Tampil Modis Para Pelajar dengan Kalung Choker

Tatto choker yang terbuat dari plastik dikenakan oleh Dwi Andari Asmarani, pelajar kelas XII SMAN 1 Kota Batu. (Foto: Irsya Richa/BatuTIMES)
Tatto choker yang terbuat dari plastik dikenakan oleh Dwi Andari Asmarani, pelajar kelas XII SMAN 1 Kota Batu. (Foto: Irsya Richa/BatuTIMES)

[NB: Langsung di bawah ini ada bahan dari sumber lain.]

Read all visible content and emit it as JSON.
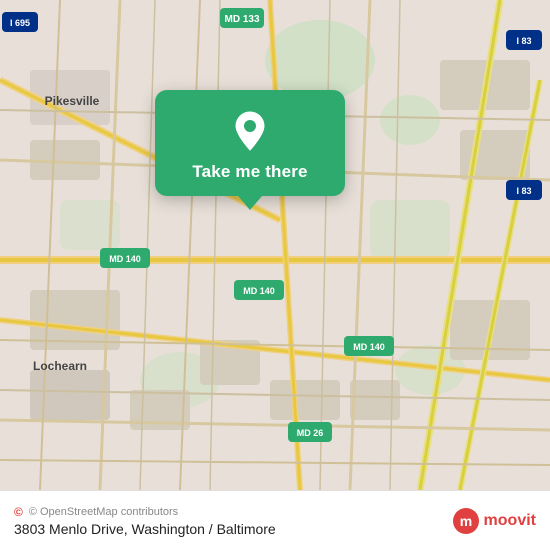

KOTA BATU - Choker, kalung yang menempel ketat di leher masih menjadi tren aksesoris bagi perempuan di 2017 ini. Seperti halnya yang dilakukan Dwi Andari Asmarani, pelajar kelas XII SMAN 1 Kota Batu ini.

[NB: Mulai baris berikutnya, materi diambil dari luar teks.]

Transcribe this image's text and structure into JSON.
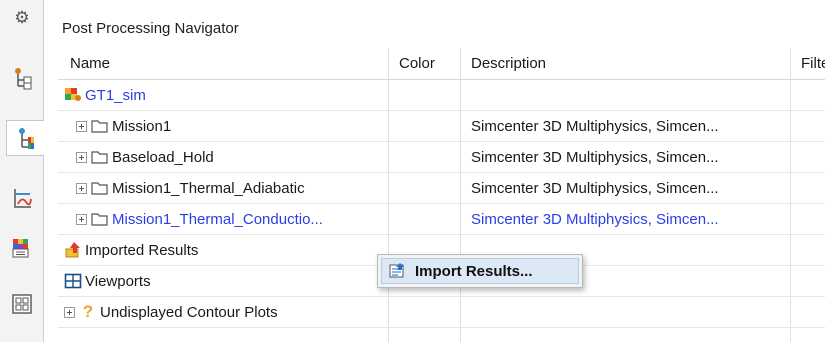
{
  "navigator": {
    "title": "Post Processing Navigator",
    "columns": {
      "name": "Name",
      "color": "Color",
      "description": "Description",
      "filter": "Filte"
    },
    "rows": [
      {
        "name": "GT1_sim",
        "description": ""
      },
      {
        "name": "Mission1",
        "description": "Simcenter 3D Multiphysics, Simcen..."
      },
      {
        "name": "Baseload_Hold",
        "description": "Simcenter 3D Multiphysics, Simcen..."
      },
      {
        "name": "Mission1_Thermal_Adiabatic",
        "description": "Simcenter 3D Multiphysics, Simcen..."
      },
      {
        "name": "Mission1_Thermal_Conductio...",
        "description": "Simcenter 3D Multiphysics, Simcen..."
      },
      {
        "name": "Imported Results",
        "description": ""
      },
      {
        "name": "Viewports",
        "description": ""
      },
      {
        "name": "Undisplayed Contour Plots",
        "description": ""
      }
    ]
  },
  "context_menu": {
    "items": [
      {
        "label": "Import Results..."
      }
    ]
  },
  "colors": {
    "selection_text": "#2b3de6",
    "menu_highlight": "#dce8f5"
  }
}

Ia mengaku suka dengan kalung choker. Padahal sebelumnya ia tidak pernah suka memakai aksesoris yang melekat di leher.

"Kalung choker itu lucu, pertama kali lihat di drama Korea. Mulai dari situ saya tertarik," ungkap Dwi Andari Asmarani kepada Batu TIMES.

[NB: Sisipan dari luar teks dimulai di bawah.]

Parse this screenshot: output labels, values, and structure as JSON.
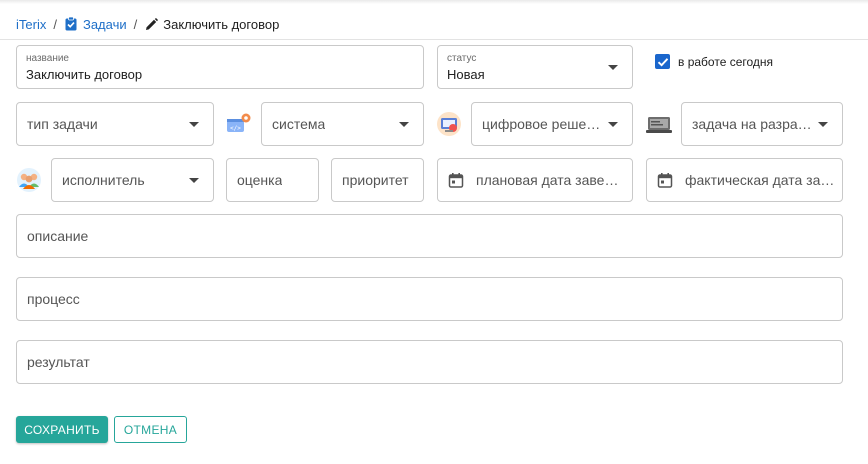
{
  "breadcrumb": {
    "root": "iTerix",
    "separator": "/",
    "section": "Задачи",
    "current": "Заключить договор"
  },
  "form": {
    "name": {
      "label": "название",
      "value": "Заключить договор"
    },
    "status": {
      "label": "статус",
      "value": "Новая"
    },
    "today": {
      "label": "в работе сегодня",
      "checked": true
    },
    "task_type": {
      "placeholder": "тип задачи"
    },
    "system": {
      "placeholder": "система"
    },
    "digital_solution": {
      "placeholder": "цифровое решение"
    },
    "dev_task": {
      "placeholder": "задача на разрабо..."
    },
    "assignee": {
      "placeholder": "исполнитель"
    },
    "estimate": {
      "placeholder": "оценка"
    },
    "priority": {
      "placeholder": "приоритет"
    },
    "planned_date": {
      "placeholder": "плановая дата заверше..."
    },
    "actual_date": {
      "placeholder": "фактическая дата заве..."
    },
    "description": {
      "placeholder": "описание"
    },
    "process": {
      "placeholder": "процесс"
    },
    "result": {
      "placeholder": "результат"
    }
  },
  "actions": {
    "save_label": "СОХРАНИТЬ",
    "cancel_label": "ОТМЕНА"
  },
  "icons": {
    "tasks": "clipboard-check-icon",
    "edit": "pencil-icon",
    "system": "system-icon",
    "digital": "digital-solution-icon",
    "devtask": "laptop-icon",
    "assignee": "people-icon",
    "calendar": "calendar-icon"
  },
  "colors": {
    "accent": "#26a69a",
    "link": "#1e6fc8",
    "checkbox": "#1a66cc"
  }
}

Sejak kalung choker booming di tengah-tengah masyarakat, khususnya di Kota Batu, perempuan yang akrab disapa Rani ini merasa tidak boleh ketinggalan. Apalagi harganya terjangkau untuk kalangan pelajar. Sehingga bisa tampil modis tetapi tidak mahal.

"Dulu itu saya gak suka pakai kalung tapi setelah choker muncul saya tertarik ternyata dipakai terlihat cantik dan kekinian," kata Rani.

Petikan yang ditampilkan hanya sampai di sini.